VC dimension of partially quantized neural networks in the overparametrized regime
This addresses the theoretical gap in VC theory for overparametrized networks, with potential implications for understanding generalization in deep learning, though it is incremental as it focuses on a specific class of quantized networks.
The paper tackles the problem of explaining the small generalization error of overparametrized neural networks by analyzing the VC dimension of partially quantized networks (HANNs), showing they can have significantly smaller VC dimension than the number of weights while achieving the minimax rate for classification and matching state-of-the-art performance on 121 UCI datasets.

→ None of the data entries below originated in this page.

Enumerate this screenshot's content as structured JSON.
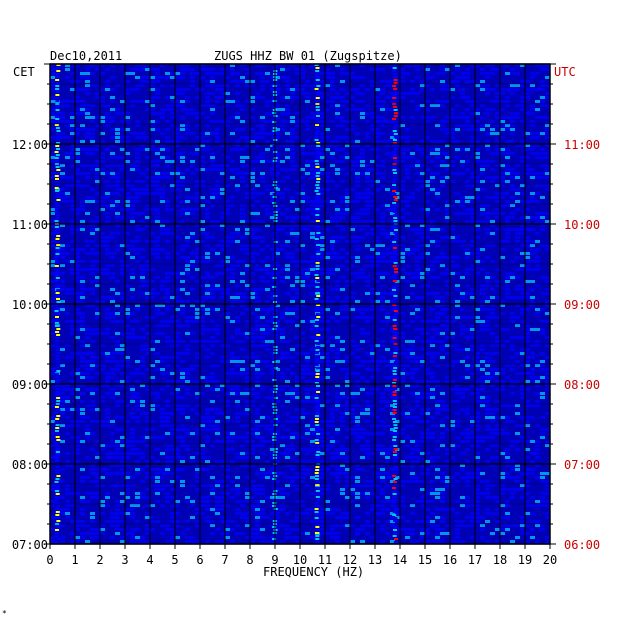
{
  "header": {
    "date": "Dec10,2011",
    "station": "ZUGS HHZ BW 01 (Zugspitze)",
    "left_zone": "CET",
    "right_zone": "UTC"
  },
  "colors": {
    "background": "#0000b4",
    "grid": "#000000",
    "utc_text": "#cc0000",
    "low": "#0000ff",
    "mid": "#00c8ff",
    "high": "#ffff00",
    "peak": "#ff0000"
  },
  "chart_data": {
    "type": "heatmap",
    "title": "ZUGS HHZ BW 01 (Zugspitze)",
    "date": "Dec10,2011",
    "xlabel": "FREQUENCY (HZ)",
    "xlim": [
      0,
      20
    ],
    "x_ticks": [
      "0",
      "1",
      "2",
      "3",
      "4",
      "5",
      "6",
      "7",
      "8",
      "9",
      "10",
      "11",
      "12",
      "13",
      "14",
      "15",
      "16",
      "17",
      "18",
      "19",
      "20"
    ],
    "ylim_cet_hours": [
      7,
      13
    ],
    "y_ticks_cet": [
      "07:00",
      "08:00",
      "09:00",
      "10:00",
      "11:00",
      "12:00"
    ],
    "y_ticks_utc": [
      "06:00",
      "07:00",
      "08:00",
      "09:00",
      "10:00",
      "11:00"
    ],
    "features": [
      {
        "frequency_hz": 0.3,
        "intensity": "high"
      },
      {
        "frequency_hz": 9.0,
        "intensity": "medium"
      },
      {
        "frequency_hz": 10.7,
        "intensity": "high"
      },
      {
        "frequency_hz": 13.8,
        "intensity": "peak"
      }
    ],
    "grid": true
  },
  "footer": {
    "mark": "*"
  }
}
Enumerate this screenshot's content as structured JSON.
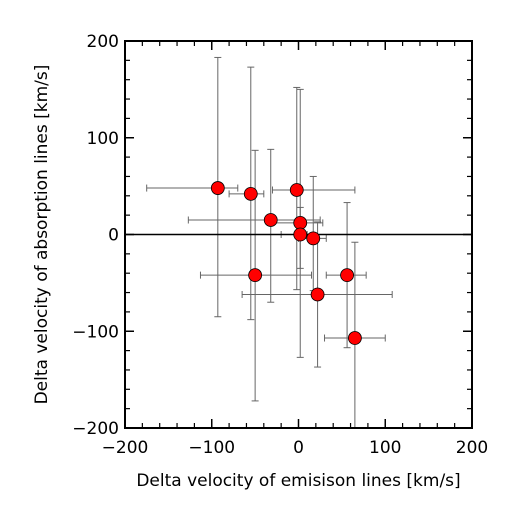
{
  "chart_data": {
    "type": "scatter",
    "xlabel": "Delta velocity of emisison lines [km/s]",
    "ylabel": "Delta velocity of absorption lines [km/s]",
    "xlim": [
      -200,
      200
    ],
    "ylim": [
      -200,
      200
    ],
    "xticks": [
      -200,
      -100,
      0,
      100,
      200
    ],
    "yticks": [
      -200,
      -100,
      0,
      100,
      200
    ],
    "xtick_labels": [
      "−200",
      "−100",
      "0",
      "100",
      "200"
    ],
    "ytick_labels": [
      "−200",
      "−100",
      "0",
      "100",
      "200"
    ],
    "reference_line_y": 0,
    "colors": {
      "marker": "#ff0000",
      "errorbar": "#666666",
      "axis": "#000000"
    },
    "points": [
      {
        "x": -93,
        "y": 48,
        "x_lo": -175,
        "x_hi": -70,
        "y_lo": -85,
        "y_hi": 183
      },
      {
        "x": -55,
        "y": 42,
        "x_lo": -80,
        "x_hi": -40,
        "y_lo": -88,
        "y_hi": 173
      },
      {
        "x": -50,
        "y": -42,
        "x_lo": -113,
        "x_hi": 15,
        "y_lo": -172,
        "y_hi": 87
      },
      {
        "x": -32,
        "y": 15,
        "x_lo": -127,
        "x_hi": 25,
        "y_lo": -70,
        "y_hi": 88
      },
      {
        "x": -2,
        "y": 46,
        "x_lo": -30,
        "x_hi": 65,
        "y_lo": -57,
        "y_hi": 152
      },
      {
        "x": 2,
        "y": 12,
        "x_lo": -30,
        "x_hi": 28,
        "y_lo": -127,
        "y_hi": 150
      },
      {
        "x": 2,
        "y": 0,
        "x_lo": -20,
        "x_hi": 10,
        "y_lo": -35,
        "y_hi": 28
      },
      {
        "x": 17,
        "y": -4,
        "x_lo": 0,
        "x_hi": 32,
        "y_lo": -58,
        "y_hi": 60
      },
      {
        "x": 22,
        "y": -62,
        "x_lo": -65,
        "x_hi": 108,
        "y_lo": -137,
        "y_hi": 13
      },
      {
        "x": 56,
        "y": -42,
        "x_lo": 32,
        "x_hi": 78,
        "y_lo": -117,
        "y_hi": 33
      },
      {
        "x": 65,
        "y": -107,
        "x_lo": 30,
        "x_hi": 100,
        "y_lo": -200,
        "y_hi": -8
      }
    ]
  }
}
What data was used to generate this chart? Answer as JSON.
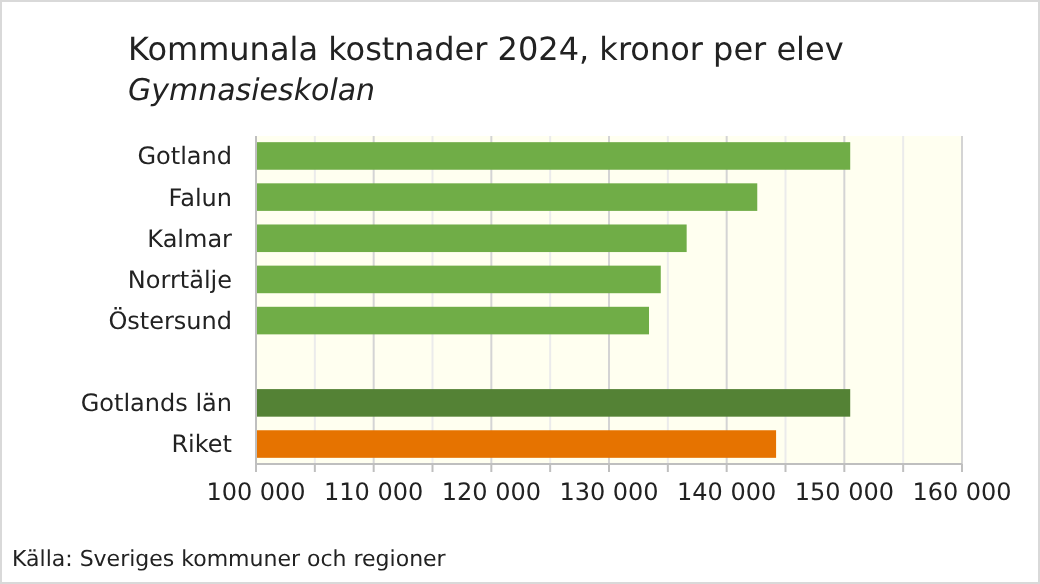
{
  "chart_data": {
    "type": "bar",
    "orientation": "horizontal",
    "title": "Kommunala kostnader 2024, kronor per elev",
    "subtitle": "Gymnasieskolan",
    "categories": [
      "Gotland",
      "Falun",
      "Kalmar",
      "Norrtälje",
      "Östersund",
      null,
      "Gotlands län",
      "Riket"
    ],
    "values": [
      150500,
      142600,
      136600,
      134400,
      133400,
      null,
      150500,
      144200
    ],
    "colors": [
      "#70ad47",
      "#70ad47",
      "#70ad47",
      "#70ad47",
      "#70ad47",
      null,
      "#548235",
      "#e67300"
    ],
    "xlim": [
      100000,
      160000
    ],
    "xticks": [
      {
        "value": 100000,
        "label": "100 000"
      },
      {
        "value": 105000,
        "label": null
      },
      {
        "value": 110000,
        "label": "110 000"
      },
      {
        "value": 115000,
        "label": null
      },
      {
        "value": 120000,
        "label": "120 000"
      },
      {
        "value": 125000,
        "label": null
      },
      {
        "value": 130000,
        "label": "130 000"
      },
      {
        "value": 135000,
        "label": null
      },
      {
        "value": 140000,
        "label": "140 000"
      },
      {
        "value": 145000,
        "label": null
      },
      {
        "value": 150000,
        "label": "150 000"
      },
      {
        "value": 155000,
        "label": null
      },
      {
        "value": 160000,
        "label": "160 000"
      }
    ],
    "grid": "x",
    "annotations": [
      "Källa: Sveriges kommuner och regioner"
    ]
  }
}
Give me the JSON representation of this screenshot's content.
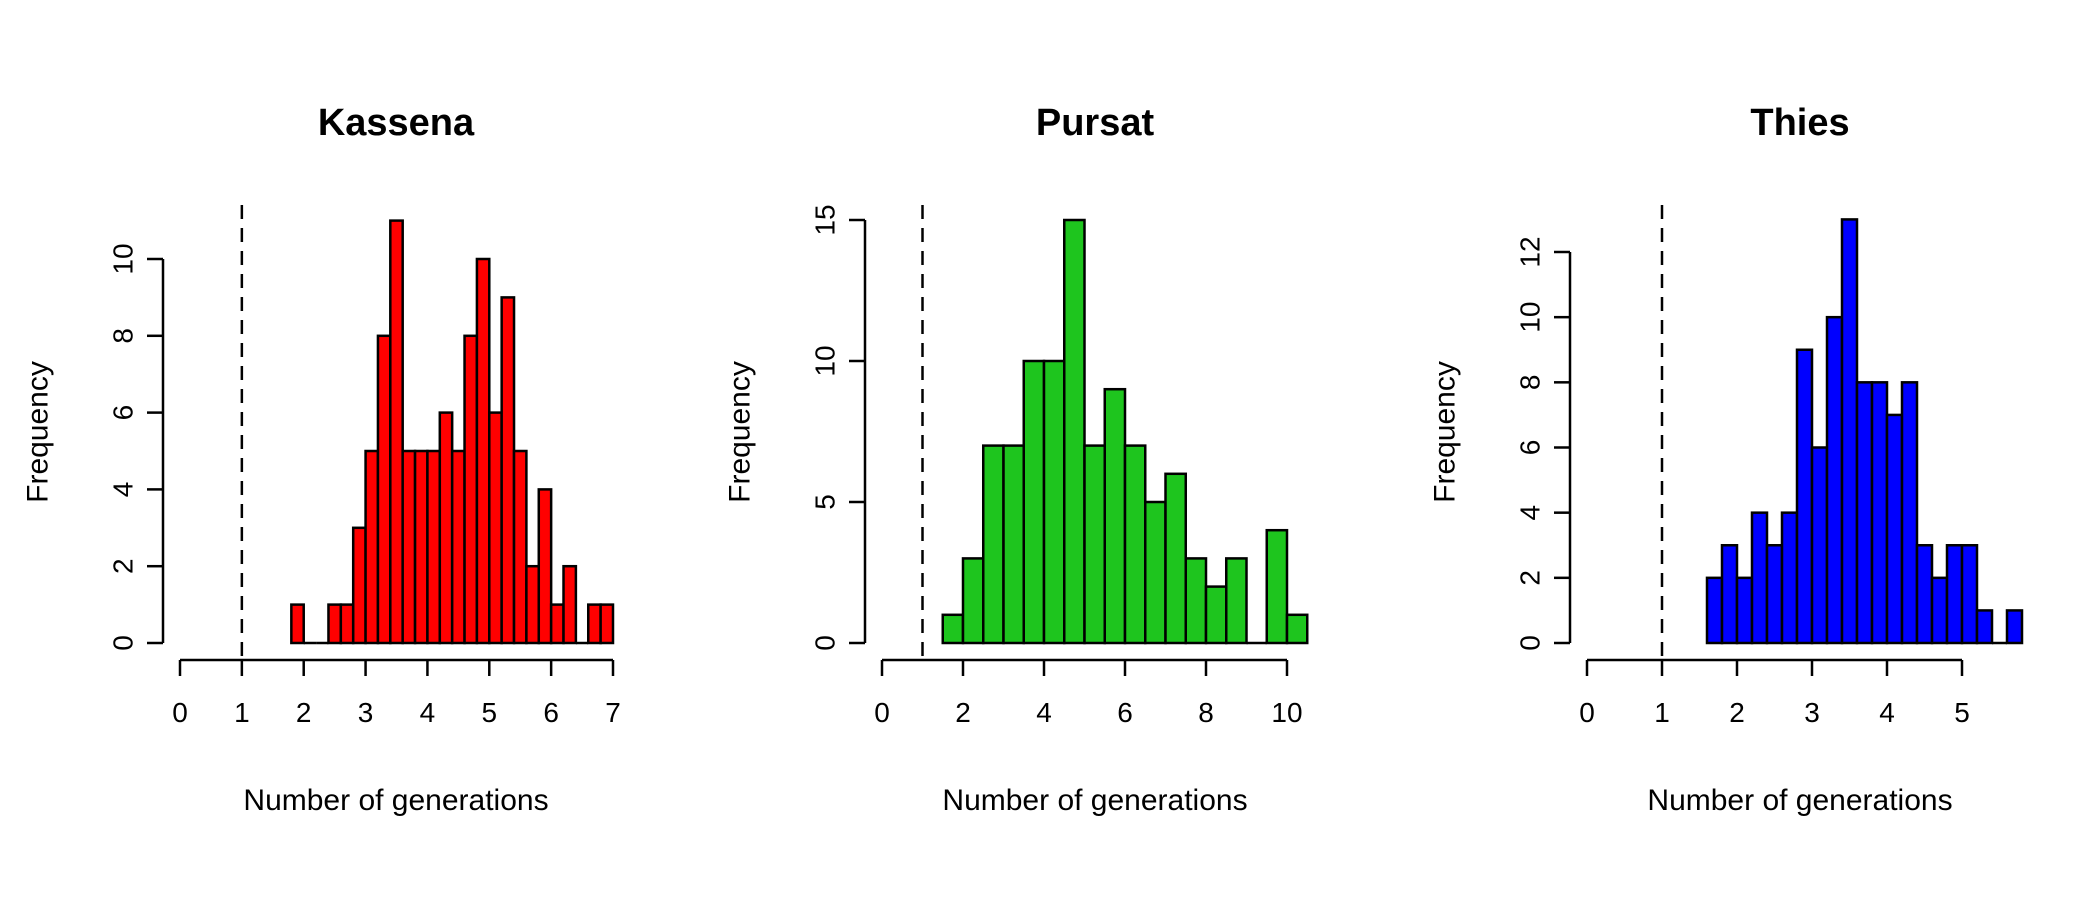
{
  "chart_data": [
    {
      "type": "bar",
      "title": "Kassena",
      "xlabel": "Number of generations",
      "ylabel": "Frequency",
      "color": "#ff0000",
      "bin_width": 0.2,
      "bin_start": 1.8,
      "values": [
        1,
        0,
        0,
        1,
        1,
        3,
        5,
        8,
        11,
        5,
        5,
        5,
        6,
        5,
        8,
        10,
        6,
        9,
        5,
        2,
        4,
        1,
        2,
        0,
        1,
        1
      ],
      "xlim": [
        0,
        7
      ],
      "ylim": [
        0,
        11
      ],
      "xticks": [
        0,
        1,
        2,
        3,
        4,
        5,
        6,
        7
      ],
      "yticks": [
        0,
        2,
        4,
        6,
        8,
        10
      ],
      "reference_line_x": 1
    },
    {
      "type": "bar",
      "title": "Pursat",
      "xlabel": "Number of generations",
      "ylabel": "Frequency",
      "color": "#1ec51e",
      "bin_width": 0.5,
      "bin_start": 1.5,
      "values": [
        1,
        3,
        7,
        7,
        10,
        10,
        15,
        7,
        9,
        7,
        5,
        6,
        3,
        2,
        3,
        0,
        4,
        1
      ],
      "xlim": [
        0,
        10
      ],
      "ylim": [
        0,
        15
      ],
      "xticks": [
        0,
        2,
        4,
        6,
        8,
        10
      ],
      "yticks": [
        0,
        5,
        10,
        15
      ],
      "reference_line_x": 1
    },
    {
      "type": "bar",
      "title": "Thies",
      "xlabel": "Number of generations",
      "ylabel": "Frequency",
      "color": "#0000ff",
      "bin_width": 0.2,
      "bin_start": 1.6,
      "values": [
        2,
        3,
        2,
        4,
        3,
        4,
        9,
        6,
        10,
        13,
        8,
        8,
        7,
        8,
        3,
        2,
        3,
        3,
        1,
        0,
        1
      ],
      "xlim": [
        0,
        5
      ],
      "ylim": [
        0,
        13
      ],
      "xticks": [
        0,
        1,
        2,
        3,
        4,
        5
      ],
      "yticks": [
        0,
        2,
        4,
        6,
        8,
        10,
        12
      ],
      "reference_line_x": 1
    }
  ]
}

Vapnik-Chervonenkis (VC) theory has so far been unable to explain the small generalization error of overparametrized neural networks. Indeed, existing applications of VC theory to large networks obtain upper bounds on VC dimension that are proportional to the number of weights, and for a large class of networks, these upper bound are known to be tight. In this work, we focus on a class of partially quantized networks that we refer to as hyperplane arrangement neural networks (HANNs). Using a sample compression analysis, we show that HANNs can have VC dimension significantly smaller than the number of weights, while being highly expressive. In particular, empirical risk minimization over HANNs in the overparametrized regime achieves the minimax rate for classification with Lipschitz posterior class probability. We further demonstrate the expressivity of HANNs empirically. On a panel of 121 UCI datasets, overparametrized HANNs match the performance of state-of-the-art full-precision models.